I'm not giving lip service to GHG emissions reductions.  I am celebrating the 40% reduction we are getting as a result of the displacement of coal by natural gas.  Low gas prices have proven 10 times more effective at achieving GHG emissions reduction than the onerous EPA regulations on coal-----let it happen!  And if it does happen on the President's watch he can take credit for it.

But, as you suggest, gas prices will not always be low so enjoy this while it lasts.  As E&P firms shift focus from gas to NGL and Oil gas oversupply will moderate to equilibrium and prices will naturally rise to market clearing levels.  But gas prices can go up to $5-6 before coal will begin again be competitive and by then the market share of coal and gas will have shifted to less coal and more gas.

Fossil fuels are not going away anytime soon so a policy of making war on coal is pure politics and should be named as such. 

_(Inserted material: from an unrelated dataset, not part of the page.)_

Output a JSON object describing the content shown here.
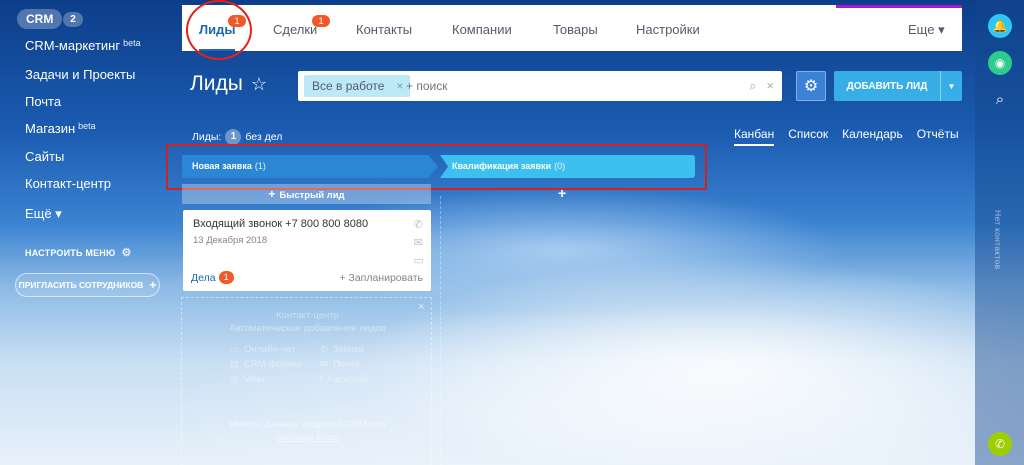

You will never win the argument for wind and solar on the basis of exigent (externality) costs. There is a place for both wind and solar in our supply mix and we should encourage them on a least cost, best fit basis.  BUT---they must compete based upon their LCOE for a place in that supply stack just like every other technology without stacking the deck in a zero sum game for some technologies and against others. 

You forget that fossil fuels were the winners in the competition for incremental capacity additions because for decades each additional power plant added reduced the marginal cost of energy.  It was only beginning in the 1970's with high inflation and out of control capital costs for the first generation of nuclear plants that the marginal cost of new plants were higher not lower than the average embedded cost.  Since then we have used a "least cost, best fit" regulatory standard forcing supply side options to compete side by side with demand side options for a place in the competitive supply stack.

The advent of renewable portfolio standards and the tax subsidies for renewable energy hijacked that integrated resource planning standard that serves us well.  By mandating the % of renewable energy regardless of cost, making renewable energy "must take" ---at least in California, and using tax subsidies to change their place in the LCOE price competition we have jury rigged the system to pick winners.